README: Data to support "Implications of Snowpack Reactive Bromine Production for Arctic Ice Core Bromine Preservation"
https://doi.org/10.5061/dryad.3j9kd51r4
This data set contains modeling output to support the Article "Implications of Snowpack Reactive Bromine Production for Arctic Ice Core Bromine Preservation".

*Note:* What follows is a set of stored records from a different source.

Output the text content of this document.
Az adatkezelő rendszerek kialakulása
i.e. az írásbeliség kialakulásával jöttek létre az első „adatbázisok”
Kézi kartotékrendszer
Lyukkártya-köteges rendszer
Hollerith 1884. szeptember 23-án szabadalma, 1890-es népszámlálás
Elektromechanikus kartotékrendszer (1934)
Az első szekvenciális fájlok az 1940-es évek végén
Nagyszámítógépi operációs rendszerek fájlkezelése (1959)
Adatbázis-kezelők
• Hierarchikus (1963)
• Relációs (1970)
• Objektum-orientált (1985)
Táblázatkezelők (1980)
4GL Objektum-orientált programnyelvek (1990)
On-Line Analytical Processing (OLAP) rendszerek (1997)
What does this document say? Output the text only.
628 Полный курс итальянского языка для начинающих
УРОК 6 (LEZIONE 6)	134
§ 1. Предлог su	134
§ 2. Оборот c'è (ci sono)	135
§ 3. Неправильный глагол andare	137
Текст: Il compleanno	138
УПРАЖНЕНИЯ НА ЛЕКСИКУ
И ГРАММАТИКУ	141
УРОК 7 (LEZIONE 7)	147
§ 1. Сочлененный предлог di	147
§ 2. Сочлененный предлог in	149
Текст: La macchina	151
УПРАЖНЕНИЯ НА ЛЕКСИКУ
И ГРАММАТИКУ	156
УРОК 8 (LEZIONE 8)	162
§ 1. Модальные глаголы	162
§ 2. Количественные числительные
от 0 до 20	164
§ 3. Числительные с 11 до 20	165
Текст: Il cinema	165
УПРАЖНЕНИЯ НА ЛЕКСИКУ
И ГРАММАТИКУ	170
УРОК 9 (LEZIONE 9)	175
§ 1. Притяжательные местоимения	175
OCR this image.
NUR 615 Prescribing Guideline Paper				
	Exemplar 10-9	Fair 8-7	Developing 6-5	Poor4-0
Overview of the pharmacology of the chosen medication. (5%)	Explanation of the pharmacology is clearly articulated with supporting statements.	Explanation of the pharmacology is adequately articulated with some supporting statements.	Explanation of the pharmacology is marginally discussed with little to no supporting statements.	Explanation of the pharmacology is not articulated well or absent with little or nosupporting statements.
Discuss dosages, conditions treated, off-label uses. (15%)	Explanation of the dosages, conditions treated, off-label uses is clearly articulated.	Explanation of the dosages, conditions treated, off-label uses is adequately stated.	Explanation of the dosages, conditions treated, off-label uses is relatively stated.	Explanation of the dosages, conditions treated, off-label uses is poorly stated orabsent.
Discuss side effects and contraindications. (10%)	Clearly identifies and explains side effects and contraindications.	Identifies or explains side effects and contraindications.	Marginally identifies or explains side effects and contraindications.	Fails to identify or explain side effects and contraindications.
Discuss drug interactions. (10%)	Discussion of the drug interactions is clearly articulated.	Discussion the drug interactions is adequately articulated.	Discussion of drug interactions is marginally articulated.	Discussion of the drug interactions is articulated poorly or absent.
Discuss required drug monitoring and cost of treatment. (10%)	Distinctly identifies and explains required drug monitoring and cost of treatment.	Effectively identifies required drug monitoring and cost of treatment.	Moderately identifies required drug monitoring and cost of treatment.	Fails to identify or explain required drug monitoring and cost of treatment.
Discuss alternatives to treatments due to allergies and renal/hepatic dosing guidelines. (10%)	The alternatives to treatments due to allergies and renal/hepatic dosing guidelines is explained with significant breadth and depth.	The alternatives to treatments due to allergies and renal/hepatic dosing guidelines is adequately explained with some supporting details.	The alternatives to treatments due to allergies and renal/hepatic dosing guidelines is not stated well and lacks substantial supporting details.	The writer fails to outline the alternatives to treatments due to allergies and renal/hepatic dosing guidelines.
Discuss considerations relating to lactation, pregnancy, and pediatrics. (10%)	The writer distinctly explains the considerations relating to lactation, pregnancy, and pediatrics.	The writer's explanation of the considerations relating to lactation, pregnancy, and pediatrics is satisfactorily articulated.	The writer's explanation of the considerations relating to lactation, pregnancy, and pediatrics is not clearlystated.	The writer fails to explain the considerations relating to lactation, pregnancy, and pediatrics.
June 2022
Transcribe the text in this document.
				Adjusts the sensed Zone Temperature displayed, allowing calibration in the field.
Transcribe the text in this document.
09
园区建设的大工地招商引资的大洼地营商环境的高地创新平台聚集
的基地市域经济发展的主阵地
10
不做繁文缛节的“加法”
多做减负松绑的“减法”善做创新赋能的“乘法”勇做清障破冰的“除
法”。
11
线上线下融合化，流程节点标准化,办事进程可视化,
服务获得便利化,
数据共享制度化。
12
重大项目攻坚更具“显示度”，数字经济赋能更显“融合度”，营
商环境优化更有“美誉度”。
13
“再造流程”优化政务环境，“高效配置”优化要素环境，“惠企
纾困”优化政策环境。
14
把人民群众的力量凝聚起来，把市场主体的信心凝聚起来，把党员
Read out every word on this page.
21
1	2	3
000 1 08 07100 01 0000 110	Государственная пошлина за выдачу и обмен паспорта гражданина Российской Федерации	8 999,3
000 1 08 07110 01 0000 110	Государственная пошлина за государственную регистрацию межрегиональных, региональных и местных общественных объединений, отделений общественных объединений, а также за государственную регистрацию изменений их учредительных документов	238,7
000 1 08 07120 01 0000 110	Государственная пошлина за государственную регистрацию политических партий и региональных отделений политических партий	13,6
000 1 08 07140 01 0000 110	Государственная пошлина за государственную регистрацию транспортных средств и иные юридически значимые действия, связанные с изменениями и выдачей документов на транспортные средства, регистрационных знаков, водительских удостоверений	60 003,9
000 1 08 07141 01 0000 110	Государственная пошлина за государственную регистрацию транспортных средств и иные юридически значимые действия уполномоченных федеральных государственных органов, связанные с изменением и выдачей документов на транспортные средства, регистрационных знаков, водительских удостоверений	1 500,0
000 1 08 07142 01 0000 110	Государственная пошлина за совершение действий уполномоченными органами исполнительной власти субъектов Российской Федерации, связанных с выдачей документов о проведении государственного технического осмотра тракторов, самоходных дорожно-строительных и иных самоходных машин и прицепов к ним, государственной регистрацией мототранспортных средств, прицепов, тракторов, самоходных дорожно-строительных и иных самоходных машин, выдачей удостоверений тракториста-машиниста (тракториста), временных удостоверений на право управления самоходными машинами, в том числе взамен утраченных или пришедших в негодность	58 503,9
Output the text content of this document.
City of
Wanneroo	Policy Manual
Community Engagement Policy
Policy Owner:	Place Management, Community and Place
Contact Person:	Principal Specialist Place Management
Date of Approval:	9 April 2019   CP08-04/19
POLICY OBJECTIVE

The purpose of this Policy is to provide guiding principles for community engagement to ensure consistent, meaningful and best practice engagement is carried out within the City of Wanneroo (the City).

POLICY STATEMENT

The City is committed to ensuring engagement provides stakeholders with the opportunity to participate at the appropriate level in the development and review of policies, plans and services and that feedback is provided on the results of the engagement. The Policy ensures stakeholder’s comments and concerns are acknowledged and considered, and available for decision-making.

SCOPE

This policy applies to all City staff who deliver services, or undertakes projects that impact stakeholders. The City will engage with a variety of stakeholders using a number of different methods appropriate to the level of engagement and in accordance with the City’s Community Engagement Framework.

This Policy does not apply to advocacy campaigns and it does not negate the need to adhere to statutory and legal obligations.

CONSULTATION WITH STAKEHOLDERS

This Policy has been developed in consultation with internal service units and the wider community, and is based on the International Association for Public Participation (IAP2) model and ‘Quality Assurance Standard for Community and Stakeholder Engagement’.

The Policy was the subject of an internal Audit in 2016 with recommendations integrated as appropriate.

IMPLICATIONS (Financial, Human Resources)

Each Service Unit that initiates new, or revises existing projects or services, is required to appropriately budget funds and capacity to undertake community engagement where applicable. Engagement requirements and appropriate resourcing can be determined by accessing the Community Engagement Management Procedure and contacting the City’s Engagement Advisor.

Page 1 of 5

Description of the data and file structure
The dataset contains results from each of 4 GEOS-Chem model simulations: mToyota, SURF, DEEP and DEEP2008. Please refer to the article for detailed description of the simulation setup. Each model simulation contains 28 data files (all model outputs are monthly averaged values):
- HEMCO_diagnostics.YYYYMMDD0000.nc: Emission fluxes, 1 file for each month, 12 files in total
- dryflx.YYYYMMDD.nc : dry deposition fluxes, 1 file for every 3 months, 4 files in total
- 3 and 4. wetdcv.YYYYMMDD.nc and wetdls.YYYYMMDD.nc: wet deposition fluxes, readers need to add these two together for the total wet deposition flux. 1 of each file (wetdcv and wetdls) for every 3 months, 8 files in total
- conc.YYYYMMDD.nc: concentration files, 1 file for every 3 months, 4 files in total
Sharing/Access information
GEOS-Chem is open software and available on https://doi.org/10.5281/zenodo.5047976. We used the version 11-02d.
Code/Software
Example python code (in jupyter notebook) to generate figures presented in the Article is also available:
SnowBrPaper_Fig.ModelResults.ipynb